Once you clicked it go to the opacity bar at the top above the layers and slide it to the left. you can make the top pic as sheer as you want. if you need any more help just let me know.


----------



## Phantomcolt18 (Sep 25, 2007)

I also did these lol


----------



## haviris (Sep 16, 2009)

I did it! Thanks!


----------



## Phantomcolt18 (Sep 25, 2007)

no problem that looks great


----------



## LoveStory10 (Oct 31, 2009)

I do have GIMP 2 , please help


----------



## haviris (Sep 16, 2009)

Ok, so I was going to talk you through it, but I think it will be easier this way!
Here is a youtube video that shows how to do the lazers,




 
This one shows how to change eye color (doesn't work as well on brown eyes), this works for changing the color of other things to.




 
For the one I'm using in my avatar, I used the Free Select Tool then copy and pasted unto a new one w/ a black background, then used the Color Balance (under colors) to change to colors, I was actually trying to make flames, but forgot to save the pic and reopen it, so it changed the horse color, I liked that so well I gave up on the flames and just stuck w/ the horse! 

If that doesn't help let me know, and I'll try to explain better. Or if I forgot something, Phantomcolt18 already explained how to do the two pics in one!


----------



## Phantomcolt18 (Sep 25, 2007)

you can do so many cool things with gimp here are my friends pics i did for them........

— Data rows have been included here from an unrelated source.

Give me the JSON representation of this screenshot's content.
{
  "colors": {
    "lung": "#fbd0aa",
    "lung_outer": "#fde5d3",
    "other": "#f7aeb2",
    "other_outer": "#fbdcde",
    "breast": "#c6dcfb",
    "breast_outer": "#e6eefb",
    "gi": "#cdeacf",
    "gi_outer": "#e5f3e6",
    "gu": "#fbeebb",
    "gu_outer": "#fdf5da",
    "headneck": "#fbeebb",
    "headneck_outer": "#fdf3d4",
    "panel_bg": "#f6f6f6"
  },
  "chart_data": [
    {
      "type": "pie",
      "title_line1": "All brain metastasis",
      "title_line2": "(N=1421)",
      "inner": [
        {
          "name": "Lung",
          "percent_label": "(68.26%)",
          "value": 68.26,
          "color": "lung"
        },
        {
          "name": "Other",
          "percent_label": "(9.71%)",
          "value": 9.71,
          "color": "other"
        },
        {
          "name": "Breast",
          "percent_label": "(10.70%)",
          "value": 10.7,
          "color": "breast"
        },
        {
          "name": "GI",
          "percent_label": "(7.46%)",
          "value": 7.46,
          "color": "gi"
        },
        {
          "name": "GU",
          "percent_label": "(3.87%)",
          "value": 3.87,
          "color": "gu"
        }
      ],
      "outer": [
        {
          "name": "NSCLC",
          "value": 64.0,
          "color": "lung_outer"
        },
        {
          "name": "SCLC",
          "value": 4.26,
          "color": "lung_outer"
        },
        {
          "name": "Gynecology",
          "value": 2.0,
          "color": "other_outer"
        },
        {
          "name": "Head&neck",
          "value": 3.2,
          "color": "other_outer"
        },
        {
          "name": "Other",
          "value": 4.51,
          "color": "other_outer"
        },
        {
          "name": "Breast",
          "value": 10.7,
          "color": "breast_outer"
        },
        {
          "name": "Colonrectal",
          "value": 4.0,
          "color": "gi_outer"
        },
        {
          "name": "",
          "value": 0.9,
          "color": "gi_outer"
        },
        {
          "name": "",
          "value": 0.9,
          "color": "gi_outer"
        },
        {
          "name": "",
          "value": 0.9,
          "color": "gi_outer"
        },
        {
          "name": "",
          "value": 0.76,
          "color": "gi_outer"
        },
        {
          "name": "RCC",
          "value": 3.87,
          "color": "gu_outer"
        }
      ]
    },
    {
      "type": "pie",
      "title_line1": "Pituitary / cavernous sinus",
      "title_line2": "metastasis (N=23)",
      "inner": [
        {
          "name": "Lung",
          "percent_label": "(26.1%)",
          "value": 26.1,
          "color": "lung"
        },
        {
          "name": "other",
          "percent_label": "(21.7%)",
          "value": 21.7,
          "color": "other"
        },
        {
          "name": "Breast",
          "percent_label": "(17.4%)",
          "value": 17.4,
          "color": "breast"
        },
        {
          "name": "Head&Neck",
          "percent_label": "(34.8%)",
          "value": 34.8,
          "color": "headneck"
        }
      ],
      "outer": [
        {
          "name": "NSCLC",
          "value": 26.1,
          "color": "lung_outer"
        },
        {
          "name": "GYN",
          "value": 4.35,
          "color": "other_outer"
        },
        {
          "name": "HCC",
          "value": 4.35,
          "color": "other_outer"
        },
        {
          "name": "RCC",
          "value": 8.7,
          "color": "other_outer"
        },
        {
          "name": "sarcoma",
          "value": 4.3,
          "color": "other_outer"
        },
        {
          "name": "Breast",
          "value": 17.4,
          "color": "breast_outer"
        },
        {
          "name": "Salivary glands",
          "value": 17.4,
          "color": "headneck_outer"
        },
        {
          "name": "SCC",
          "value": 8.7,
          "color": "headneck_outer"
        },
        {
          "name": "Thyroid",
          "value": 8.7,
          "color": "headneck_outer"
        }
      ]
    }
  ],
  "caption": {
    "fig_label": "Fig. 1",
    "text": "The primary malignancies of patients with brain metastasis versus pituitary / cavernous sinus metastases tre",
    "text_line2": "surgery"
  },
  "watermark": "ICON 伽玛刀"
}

This is my friend danielle running barrels with her horse


this is my friends horse crystal her blanket was blue and her halter was green but my friends new tack is Hot Pink so i made this for her


This is my friend holly on her one lesson horse max


this is holly again with her old lesson horse dublin


----------



## Lottie95 (Feb 12, 2010)

I like the one with the goat, I have photoshop (elements 8.0). I managed to get it for only £40 with my laptop, there's loads of stuff you can do on it. These are some of my work from GCSE Photography:







(Last one is unfinished, I couldn't find the final version)


----------



## haviris (Sep 16, 2009)

Wow, those are awsome! I just did the goat for fun, atleast it should make my sister and sister in law happy, they keep threatening to cut the other ear off to make her even. Maybe I should make a new foot for my goat that is missing one!


----------



## Lottie95 (Feb 12, 2010)

Thanks! These are my last favourite work, but they show some of the things you can on Photoshop best. Don't cut off the other ear, I think it looks cute!


----------



## Lottie95 (Feb 12, 2010)

This is one of my favourite pictures ATM, with subtle changes to it e.g. getting rid of people in the background and my sister's footprints 








http://www.horseforum.com/members/13490/album/random-photos-1383/ 
This is the rest of my Photography photos.


----------



## haviris (Sep 16, 2009)

I wouldn't cut off the other ear, it gives her character!


----------